Florida Heat Heightens Air-Bag Explosion Risk
Officials say high temperatures and humidity make recalled Takata inflators an even dicier proposition for more than 41,500 motorists in the state.
Tens of thousands of motorists across Florida are being urged to stop ignoring recall notices involving Takata airbag inflators linked to the deaths of 13 Americans, as the state's heat and humidity ups the odds of an explosion.
The Florida Department of Highway and Motor Vehicles on Tuesday issued a statement saying it was joining forces with Nissan to reach out to Floridians owning certain 2001-2006 model year Nissan and Infiniti vehicles to "immediately respond to an urgent recall notice."
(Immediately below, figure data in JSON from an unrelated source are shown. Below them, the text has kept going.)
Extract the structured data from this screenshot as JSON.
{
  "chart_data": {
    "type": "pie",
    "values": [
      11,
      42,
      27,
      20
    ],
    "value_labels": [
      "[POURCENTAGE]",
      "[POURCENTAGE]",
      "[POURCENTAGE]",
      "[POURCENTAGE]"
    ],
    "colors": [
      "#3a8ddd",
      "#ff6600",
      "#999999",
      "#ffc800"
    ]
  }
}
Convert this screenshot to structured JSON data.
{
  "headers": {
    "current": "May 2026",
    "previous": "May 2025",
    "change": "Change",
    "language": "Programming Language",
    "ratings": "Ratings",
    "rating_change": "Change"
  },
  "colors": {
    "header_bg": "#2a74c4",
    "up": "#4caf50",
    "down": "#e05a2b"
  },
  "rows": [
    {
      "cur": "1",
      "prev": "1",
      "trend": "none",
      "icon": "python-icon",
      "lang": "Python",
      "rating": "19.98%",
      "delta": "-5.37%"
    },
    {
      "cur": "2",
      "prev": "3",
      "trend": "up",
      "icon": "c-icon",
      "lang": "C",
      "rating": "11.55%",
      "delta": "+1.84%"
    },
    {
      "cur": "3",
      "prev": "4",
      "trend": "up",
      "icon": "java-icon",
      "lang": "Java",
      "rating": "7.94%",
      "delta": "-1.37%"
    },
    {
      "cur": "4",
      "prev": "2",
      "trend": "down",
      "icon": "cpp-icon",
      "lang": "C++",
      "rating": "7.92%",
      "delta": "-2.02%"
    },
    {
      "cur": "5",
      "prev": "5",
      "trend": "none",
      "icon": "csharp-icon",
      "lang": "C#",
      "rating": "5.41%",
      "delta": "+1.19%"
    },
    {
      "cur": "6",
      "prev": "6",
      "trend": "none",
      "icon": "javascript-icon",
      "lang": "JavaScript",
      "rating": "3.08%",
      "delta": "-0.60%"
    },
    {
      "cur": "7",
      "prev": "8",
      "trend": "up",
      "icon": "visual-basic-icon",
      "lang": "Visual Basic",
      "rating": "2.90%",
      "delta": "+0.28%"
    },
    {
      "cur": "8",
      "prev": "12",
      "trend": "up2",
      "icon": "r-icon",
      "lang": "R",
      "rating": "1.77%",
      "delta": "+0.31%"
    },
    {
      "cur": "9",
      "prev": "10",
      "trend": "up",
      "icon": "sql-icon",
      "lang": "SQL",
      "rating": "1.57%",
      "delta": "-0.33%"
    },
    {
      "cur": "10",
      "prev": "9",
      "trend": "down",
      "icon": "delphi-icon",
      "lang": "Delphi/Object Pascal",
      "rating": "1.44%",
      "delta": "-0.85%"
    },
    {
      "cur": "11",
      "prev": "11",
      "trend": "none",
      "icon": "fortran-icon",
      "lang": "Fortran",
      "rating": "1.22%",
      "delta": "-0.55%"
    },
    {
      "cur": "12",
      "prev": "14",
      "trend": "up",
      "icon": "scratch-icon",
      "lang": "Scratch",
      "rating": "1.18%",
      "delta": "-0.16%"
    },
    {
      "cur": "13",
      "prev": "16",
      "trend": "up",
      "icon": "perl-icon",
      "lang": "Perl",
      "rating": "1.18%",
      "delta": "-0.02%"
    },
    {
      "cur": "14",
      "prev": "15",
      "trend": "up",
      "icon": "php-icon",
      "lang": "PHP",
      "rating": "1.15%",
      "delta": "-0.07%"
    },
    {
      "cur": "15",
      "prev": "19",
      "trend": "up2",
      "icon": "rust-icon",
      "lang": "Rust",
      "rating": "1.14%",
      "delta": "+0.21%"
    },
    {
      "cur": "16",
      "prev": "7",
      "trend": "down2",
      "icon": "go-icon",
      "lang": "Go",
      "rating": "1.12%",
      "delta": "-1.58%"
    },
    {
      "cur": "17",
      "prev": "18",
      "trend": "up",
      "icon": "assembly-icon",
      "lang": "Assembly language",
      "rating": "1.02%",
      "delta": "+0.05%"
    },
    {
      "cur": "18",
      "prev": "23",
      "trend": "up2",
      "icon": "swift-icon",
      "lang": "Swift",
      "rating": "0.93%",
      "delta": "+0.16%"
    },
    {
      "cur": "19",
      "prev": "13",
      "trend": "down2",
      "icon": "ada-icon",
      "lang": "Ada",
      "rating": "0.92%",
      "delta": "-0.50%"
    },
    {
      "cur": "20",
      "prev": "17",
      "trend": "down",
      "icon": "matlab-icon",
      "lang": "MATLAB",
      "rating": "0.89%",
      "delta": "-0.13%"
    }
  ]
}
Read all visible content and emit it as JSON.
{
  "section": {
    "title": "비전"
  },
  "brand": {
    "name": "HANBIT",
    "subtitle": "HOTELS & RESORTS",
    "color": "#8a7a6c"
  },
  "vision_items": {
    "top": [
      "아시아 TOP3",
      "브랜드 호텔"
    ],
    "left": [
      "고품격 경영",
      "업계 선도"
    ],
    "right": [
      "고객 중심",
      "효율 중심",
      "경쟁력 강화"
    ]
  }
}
The state agency sent letters at the end of October to more than 41,500 motorists, said spokesperson Alexis Bakofsky.
The state agency and manufacturers have sent notices to affected owners of highest risk vehicles who have not yet responded to a nationwide recall, asking that they contact an authorized deal for a free repair of the potentially deadly airbag inflators made by Takata, said the DHSMV, adding, "These notices should not be ignored."
“It is critical that Florida motorists affected by this recall take action,” Terry Rhodes, executive director of the Florida DHSMV, said in the statement. “Florida’s hot temperatures and humid climate increase the chances that these airbag inflators will explode. Ignoring this important notice could mean the difference between life and death for you and your passengers.”
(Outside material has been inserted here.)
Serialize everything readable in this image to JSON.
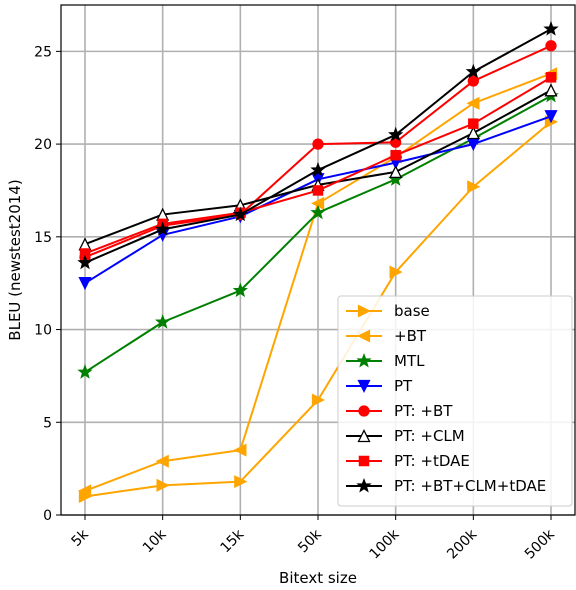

The following model year vehicles could be equipped with recalled airbags, and are the subject of the DHSMV and Nissan/Infiniti call to action:
- FX35/FX45, 2003-2005
- I30, 2001
- I35, 2002-2004
- M35/M45, 2006
- QX4, 2002-2003
- Maxima, 2001-2003
- Pathfinder, 2002-2004
- Sentra, 2002-2006
If consumers are uncertain if their vehicles are affected, they can check their VIN by contacting their vehicle retailer, or by visiting the NHTSA website https://nhtsa.gov/recalls or by visiting the Nissan or infinitiweb site.
In July, Honda revealed that it had tied the June 2016 death of a Florida man to the rupture of a recalled Takata airbag in a 2001 Honda Accord. If confirmed the driver died from the exploding inflator, it would be the 13th U.S. fatality and 19th worldwide attributed to a rupture, according to the National Highway Traffic Safety Administration.
Twelve of the U.S. deaths involve Honda vehicles.
In a separate warning posted on its website, the NHTSA urged consumers to not drive the following vehicles unless they are going straight to a dealer to have them repaired immediately:
- 2001-2002 Honda Civic
- 2001-2002 Honda Accord
- 2002-2003 Acura TL
- 2002 Honda CR-V
- 2002 Honda Odyssey
- 2003 Acura CL
- 2003 Honda Pilot
The federal agency said new test data on the defective Takata air bag inflators in these vehicles show a far higher risk of ruptures during air bag deployment than for other recalled Takata air bags.
Hammered by recall costs and lawsuits, Takata filed for bankruptcy protection in June.